DJV - 3 days ago 4
Python Question

# Is it possible to effectively initialize bytearray with non-zero value?

I need to have huge boolean array. All values should be initialized as "True":

``````arr = [True] * (10 ** 9)
``````

But created as above it takes too much memory. So I decided to use
`bytearray`
for that:

``````arr = bytearray(10 ** 9)  # initialized with zeroes
``````

Is it possible to initialize
`bytearray`
with
`b'\x01'`
as effectively as it is initialized by
`b'\x00'`
?

I understand I could initialize
`bytearray`
with zeros and inverse my logic. But I'd prefer not to do that if possible.

timeit:

``````>>> from timeit import timeit
>>> def f1():
...   return bytearray(10**9)
...
>>> def f2():
...   return bytearray(b'\x01'*(10**9))
...
>>> timeit(f1, number=100)
14.117428014000325
>>> timeit(f2, number=100)
51.42543800899875
``````

Consider using NumPy for this sort of thing. On my computer, `np.ones` (which initializes an array of all-1 values) with boolean "dtype" is just as fast as the bare `bytearray` constructor:

``````>>> import numpy as np
>>> from timeit import timeit
>>> def f1(): return bytearray(10**9)
>>> def f2(): return np.ones(10**9, dtype=np.bool)
>>> timeit(f1, number=100)
24.9679438900057
>>> timeit(f2, number=100)
24.732190757000353
``````

If you don't want to use third-party modules, another option with competitive performance is to create a one-element `bytearray` and then expand that, instead of creating a large byte-string and converting it to a bytearray.
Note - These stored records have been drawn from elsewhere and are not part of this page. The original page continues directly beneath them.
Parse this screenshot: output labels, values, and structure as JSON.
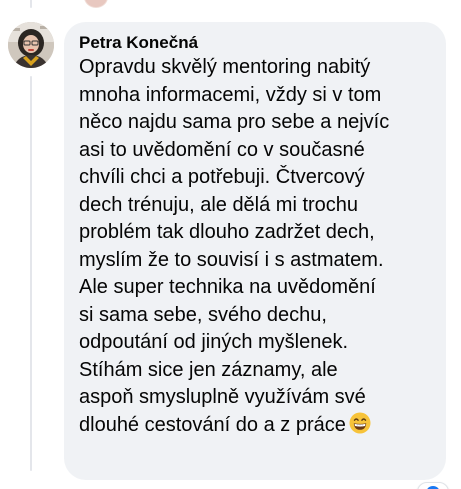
{
  "comment": {
    "author": "Petra Konečná",
    "text_lines": [
      "Opravdu skvělý mentoring nabitý",
      "mnoha informacemi, vždy si v tom",
      "něco najdu sama pro sebe a nejvíc",
      "asi to uvědomění co v současné",
      "chvíli chci a potřebuji. Čtvercový",
      "dech trénuju, ale dělá mi trochu",
      "problém tak dlouho zadržet dech,",
      "myslím že to souvisí i s astmatem.",
      "Ale super technika na uvědomění",
      "si sama sebe, svého dechu,",
      "odpoutání od jiných myšlenek.",
      "Stíhám sice jen záznamy, ale",
      "aspoň smysluplně využívám své",
      "dlouhé cestování do a z práce"
    ],
    "emoji_icon": "grinning-face-with-smiling-eyes-icon"
  },
  "colors": {
    "bubble_background": "#f0f2f5",
    "text": "#050505",
    "thread_line": "#e4e6eb"
  }
}
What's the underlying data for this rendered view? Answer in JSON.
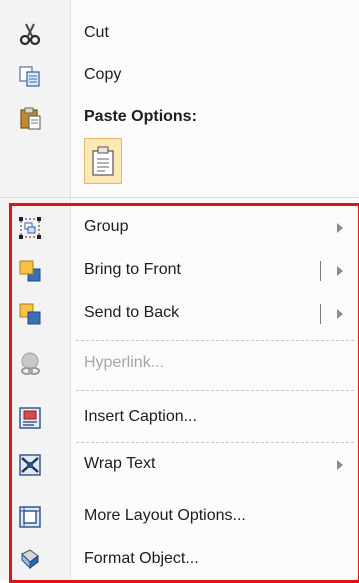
{
  "menu": {
    "cut": {
      "label": "Cut",
      "mnemonic_char": "t",
      "icon": "scissors-icon"
    },
    "copy": {
      "label": "Copy",
      "icon": "copy-icon"
    },
    "paste_options": {
      "label": "Paste Options:",
      "icon": "clipboard-icon"
    },
    "paste_keep_text": {
      "icon": "paste-keep-text-icon"
    },
    "group": {
      "label": "Group",
      "icon": "group-icon"
    },
    "bring_to_front": {
      "label": "Bring to Front",
      "icon": "bring-to-front-icon"
    },
    "send_to_back": {
      "label": "Send to Back",
      "icon": "send-to-back-icon"
    },
    "hyperlink": {
      "label": "Hyperlink...",
      "icon": "hyperlink-icon",
      "disabled": true
    },
    "insert_caption": {
      "label": "Insert Caption...",
      "icon": "insert-caption-icon"
    },
    "wrap_text": {
      "label": "Wrap Text",
      "icon": "wrap-text-icon"
    },
    "more_layout": {
      "label": "More Layout Options...",
      "icon": "layout-options-icon"
    },
    "format_object": {
      "label": "Format Object...",
      "icon": "format-object-icon"
    }
  },
  "colors": {
    "highlight_frame": "#e0121a",
    "gutter": "#f3f3f3",
    "paste_highlight": "#fde9b5"
  }
}
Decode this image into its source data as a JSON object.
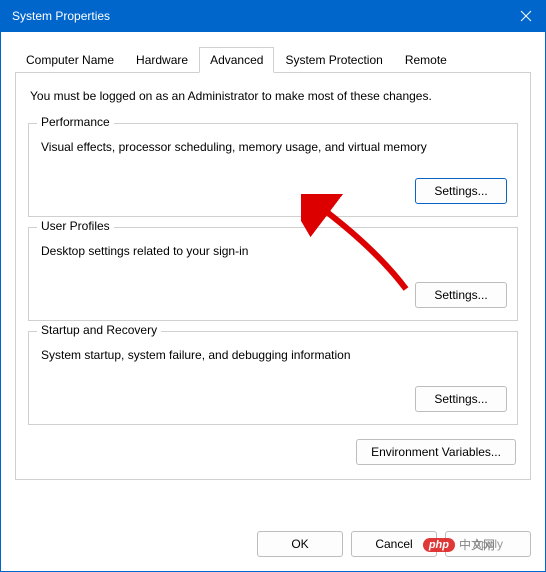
{
  "title": "System Properties",
  "tabs": {
    "computer_name": "Computer Name",
    "hardware": "Hardware",
    "advanced": "Advanced",
    "system_protection": "System Protection",
    "remote": "Remote"
  },
  "intro": "You must be logged on as an Administrator to make most of these changes.",
  "groups": {
    "performance": {
      "title": "Performance",
      "desc": "Visual effects, processor scheduling, memory usage, and virtual memory",
      "button": "Settings..."
    },
    "user_profiles": {
      "title": "User Profiles",
      "desc": "Desktop settings related to your sign-in",
      "button": "Settings..."
    },
    "startup": {
      "title": "Startup and Recovery",
      "desc": "System startup, system failure, and debugging information",
      "button": "Settings..."
    }
  },
  "env_button": "Environment Variables...",
  "bottom": {
    "ok": "OK",
    "cancel": "Cancel",
    "apply": "Apply"
  },
  "watermark": {
    "logo": "php",
    "text": "中文网"
  }
}
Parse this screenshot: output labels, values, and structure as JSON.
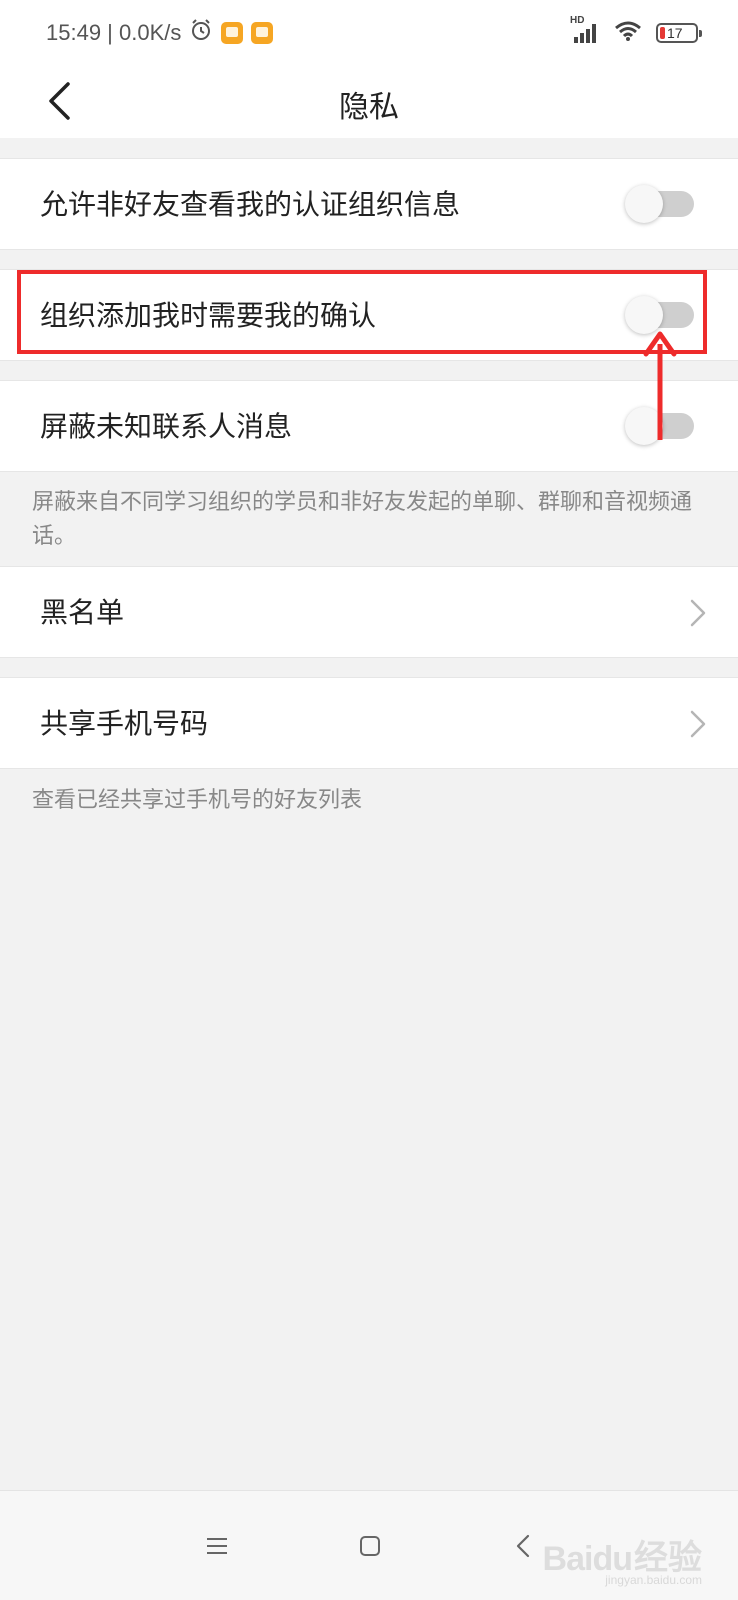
{
  "status_bar": {
    "time_speed": "15:49 | 0.0K/s",
    "network_label": "HD",
    "battery": "17"
  },
  "header": {
    "title": "隐私"
  },
  "settings": [
    {
      "label": "允许非好友查看我的认证组织信息",
      "enabled": false
    },
    {
      "label": "组织添加我时需要我的确认",
      "enabled": false,
      "highlighted": true
    },
    {
      "label": "屏蔽未知联系人消息",
      "enabled": false
    }
  ],
  "hints": {
    "block_unknown": "屏蔽来自不同学习组织的学员和非好友发起的单聊、群聊和音视频通话。",
    "shared_phone": "查看已经共享过手机号的好友列表"
  },
  "links": [
    {
      "label": "黑名单"
    },
    {
      "label": "共享手机号码"
    }
  ],
  "colors": {
    "annotation": "#ee2b2b",
    "toggle_off_track": "#cfcfcf"
  },
  "watermark": {
    "logo": "Baidu",
    "text": "经验",
    "url": "jingyan.baidu.com"
  }
}
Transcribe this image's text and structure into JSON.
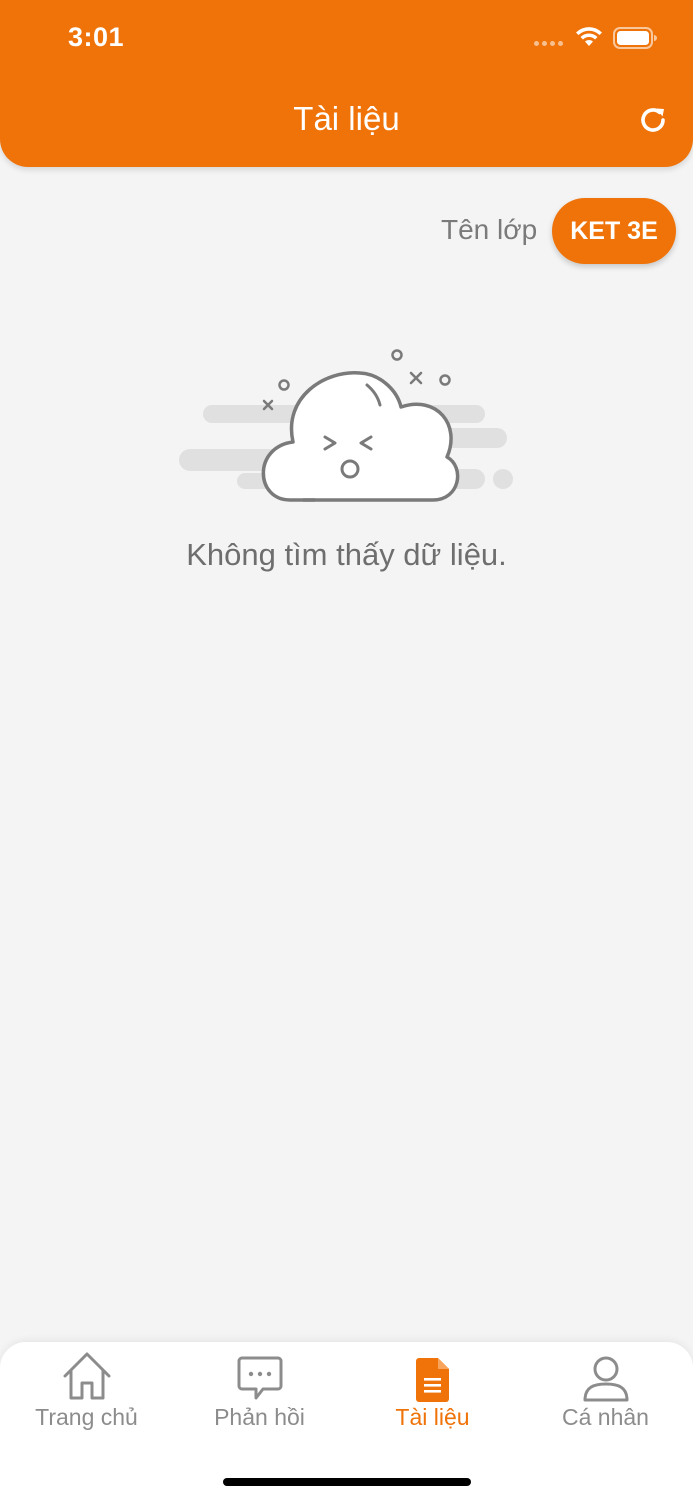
{
  "status_bar": {
    "time": "3:01"
  },
  "header": {
    "title": "Tài liệu"
  },
  "class_selector": {
    "label": "Tên lớp",
    "value": "KET 3E"
  },
  "empty_state": {
    "message": "Không tìm thấy dữ liệu."
  },
  "nav": {
    "items": [
      {
        "label": "Trang chủ",
        "icon": "home-icon",
        "active": false
      },
      {
        "label": "Phản hồi",
        "icon": "chat-icon",
        "active": false
      },
      {
        "label": "Tài liệu",
        "icon": "document-icon",
        "active": true
      },
      {
        "label": "Cá nhân",
        "icon": "person-icon",
        "active": false
      }
    ]
  },
  "colors": {
    "accent": "#ef7309",
    "background": "#f4f4f4",
    "muted_text": "#7a7a7a",
    "nav_inactive": "#8c8c8c"
  }
}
``````>>> def f3(): return bytearray(b'\x01')*(10**9)
>>> timeit(f3, number=100)
24.842667759003234
``````

Since my computer appears to be slower than yours, here is the performance of your original option for comparison:

``````>>> def fX(): return bytearray(b'\x01'*(10**9))
>>> timeit(fX, number=100)
56.61828187300125
``````

Cost in all cases is going to be dominated by allocating a decimal gigabyte of RAM and writing to every byte of it. `fX` is roughly twice as slow as the other three functions because it has to do this twice. A good rule of thumb for you to remember when working with code like this is: minimize the number of allocations. It may be worth dropping down to a lower-level language in which you can explicitly control allocation (if you don't know any such language already, I recommend Rust).